This morning, for fun, I shall telephone various celebrated
lawyers, identifying myself as the movie star and Scientologist Tom Cruise.
Many are sure to be skeptical, but a few will take my calls. When I admit that
I’m not Tom Cruise at all, most will hang up angrily, but a couple will ask,
“Well, you’ve got me on the phone. What was so important that you called me in the middle of a meeting?”
Whereupon I shall admit that the prank is sort of self-referential, in the
sense that it recognizes itself as not terribly funny — not, at least, like that
which my friend David and I used to play during the great hootenanny scare of
the early 1960s. David would phone someone at random, taking care to note the
number, and ask to speak to Tom. The person randomly called would sputter,
“There’s no Tom here!” and hang up. We would giggle for a minute or two, and
then I would call the person back and say, “This is Tom. Have there been any
calls for me?” I can assure you that was hilarious nearly beyond
quanitification.
Oh, the good times we had together, David and I, before each
of us decided there were others in our lives whose company we preferred. He ran
off with a slightly older house painter and drug dealer named — and this was
his real name — Henry Ford, while I became quite the ladies’ man, posing
provocatively, glowering in that scary way so many gals find irresistible — at
least those who grew up trying in vain to win the affection of a distant or
disapproving father more interested in watching boxing on television, or golf.

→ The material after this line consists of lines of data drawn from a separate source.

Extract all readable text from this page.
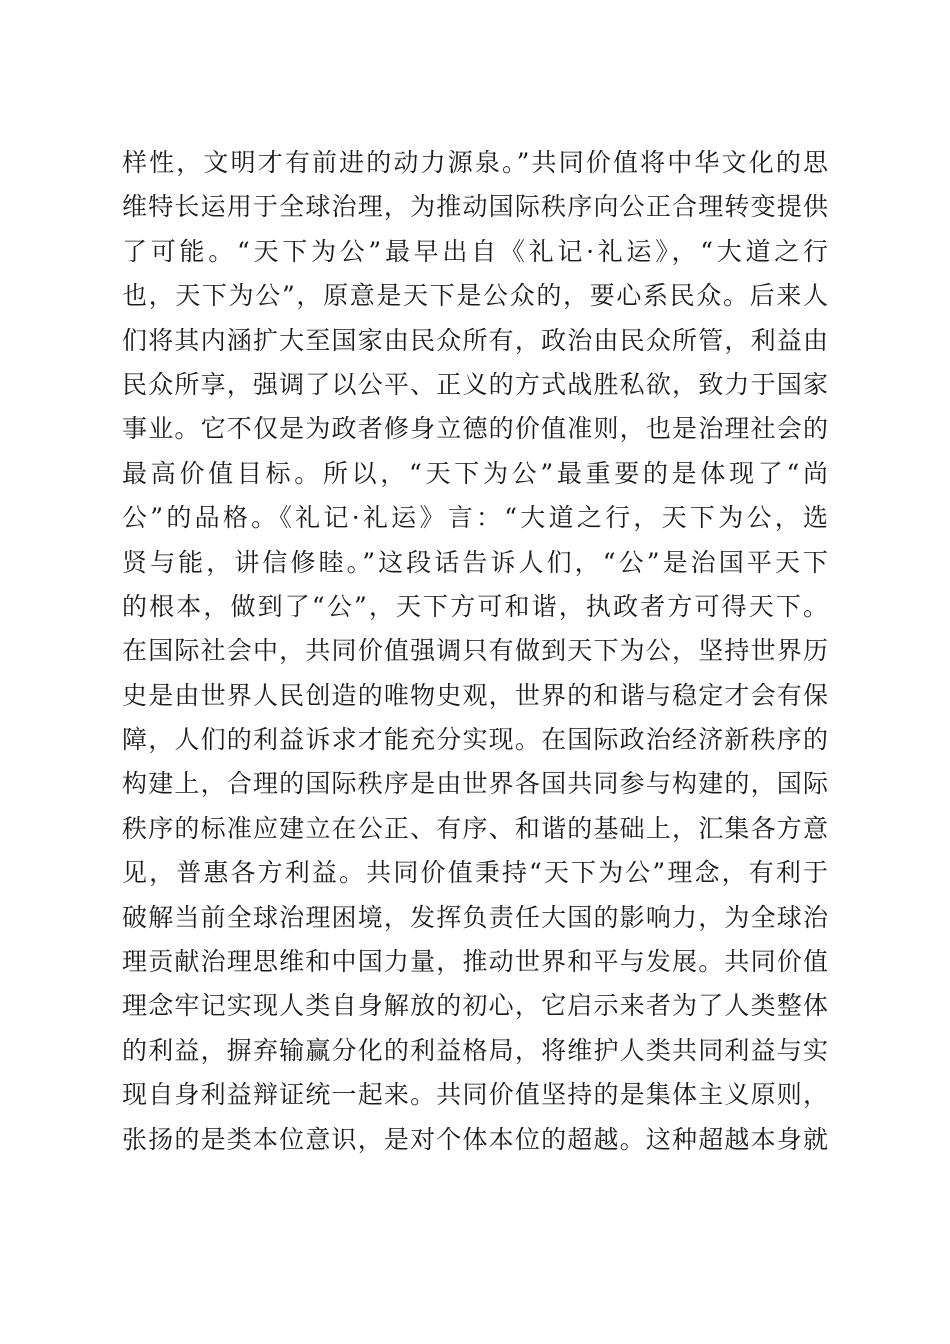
样性，文明才有前进的动力源泉。”共同价值将中华文化的思
维特长运用于全球治理，为推动国际秩序向公正合理转变提供
了可能。“天下为公”最早出自《礼记·礼运》，“大道之行
也，天下为公”，原意是天下是公众的，要心系民众。后来人
们将其内涵扩大至国家由民众所有，政治由民众所管，利益由
民众所享，强调了以公平、正义的方式战胜私欲，致力于国家
事业。它不仅是为政者修身立德的价值准则，也是治理社会的
最高价值目标。所以，“天下为公”最重要的是体现了“尚
公”的品格。《礼记·礼运》言：“大道之行，天下为公，选
贤与能，讲信修睦。”这段话告诉人们，“公”是治国平天下
的根本，做到了“公”，天下方可和谐，执政者方可得天下。
在国际社会中，共同价值强调只有做到天下为公，坚持世界历
史是由世界人民创造的唯物史观，世界的和谐与稳定才会有保
障，人们的利益诉求才能充分实现。在国际政治经济新秩序的
构建上，合理的国际秩序是由世界各国共同参与构建的，国际
秩序的标准应建立在公正、有序、和谐的基础上，汇集各方意
见，普惠各方利益。共同价值秉持“天下为公”理念，有利于
破解当前全球治理困境，发挥负责任大国的影响力，为全球治
理贡献治理思维和中国力量，推动世界和平与发展。共同价值
理念牢记实现人类自身解放的初心，它启示来者为了人类整体
的利益，摒弃输赢分化的利益格局，将维护人类共同利益与实
现自身利益辩证统一起来。共同价值坚持的是集体主义原则，
张扬的是类本位意识，是对个体本位的超越。这种超越本身就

My jaw wasn’t particularly square, but my eyes a very rich shade of darkest chocolate.
I should explain about the Great Folk Scare. Starting
around 1956, there was the glorious first generation of rock and roll enjoyed
by a mass audience. Then Elvis’s conscription and the payola scandal left a
void into which the terrifying Dick Clark rushed with his small army of young
Sinatroids — most named either Frankie or Bobby, all of them inconceivably lame.
But then, starting with the success of The Kingston Trio, a mass audience
developed for a very sanitized, denatured brand of folk music crooned by
earnest college sophomores in crewcuts and matching short-sleeved sportshirts.

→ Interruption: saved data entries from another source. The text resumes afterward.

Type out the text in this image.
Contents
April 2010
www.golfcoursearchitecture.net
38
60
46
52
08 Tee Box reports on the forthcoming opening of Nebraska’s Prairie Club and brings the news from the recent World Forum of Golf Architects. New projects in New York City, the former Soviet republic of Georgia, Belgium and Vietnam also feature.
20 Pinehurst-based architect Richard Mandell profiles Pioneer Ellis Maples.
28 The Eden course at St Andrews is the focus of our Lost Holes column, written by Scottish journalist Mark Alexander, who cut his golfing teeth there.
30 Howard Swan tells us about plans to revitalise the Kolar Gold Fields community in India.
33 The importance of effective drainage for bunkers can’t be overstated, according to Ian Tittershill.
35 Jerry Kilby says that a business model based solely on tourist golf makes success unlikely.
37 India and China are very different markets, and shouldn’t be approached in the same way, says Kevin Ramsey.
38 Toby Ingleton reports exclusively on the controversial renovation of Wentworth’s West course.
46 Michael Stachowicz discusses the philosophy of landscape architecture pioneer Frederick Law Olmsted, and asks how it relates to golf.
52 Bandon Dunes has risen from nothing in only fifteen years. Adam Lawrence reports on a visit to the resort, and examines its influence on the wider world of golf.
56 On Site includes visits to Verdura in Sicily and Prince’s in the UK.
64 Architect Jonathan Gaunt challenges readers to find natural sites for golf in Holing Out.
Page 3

What better way to say, “Bland, not at all threatening,” than with a
short-sleeved sportshirt? (A couple of years later, The Beach Boys too would
wear ‘em, and look colossally lame in ‘em.) How one longed for The Beatles, without even knowing their name!
Hootenanny this, motherfucker.
Hootenanny this, motherfucker.
We’d met, David and I, as identically lonely, alienated,
shy, cynical, miserable sophomores at Santa Monica High School. We’d wrestled
each other — non-homoerotically! — in PE. His knee had hit my head at one
point, and I’d seen stars, as I never had before and never would again. I tried
really hard in high school, being a dutiful Jewish son, feeling that good
grades would unlock lots of doors for me. David, maybe a little hipper, definitely
lazier, and Norwegian-American, didn’t try very hard at all. Looking back, I
recognize his as the more sensible approach.
He idolized Jonathan Winters and Bob Dylan, this well before
the latter attracted mass adoration. He was in a folk duo that performed none
of Bob’s songs, and could manage some rudimentary finger-picking. Around the
time that “Eve of Destruction” was a big hit, he and I wrote a song together. I
was young and very stupid, but a contrarian even then, and my lyrics chastized
peace marchers and so on for not recognizing how Communism threatened Our
American Way of Life. I can remember only a couple of lines: “War is not the answer to wordly strife,”
you said. With gentle understanding we can convert the Red. (Gosh, this is
embarrassing.) I was speechless with delight when David set the lyrics to
music, but then discovered he, lazy as he was, had only appropriated an
existing song’s chords and melody.
Much as Dylan himself did all the time in those days.
And they came in fours: Lads, Seasons, Brothers, Preps, Freshman--all singing of The Lonesome Death of Earl Carroll.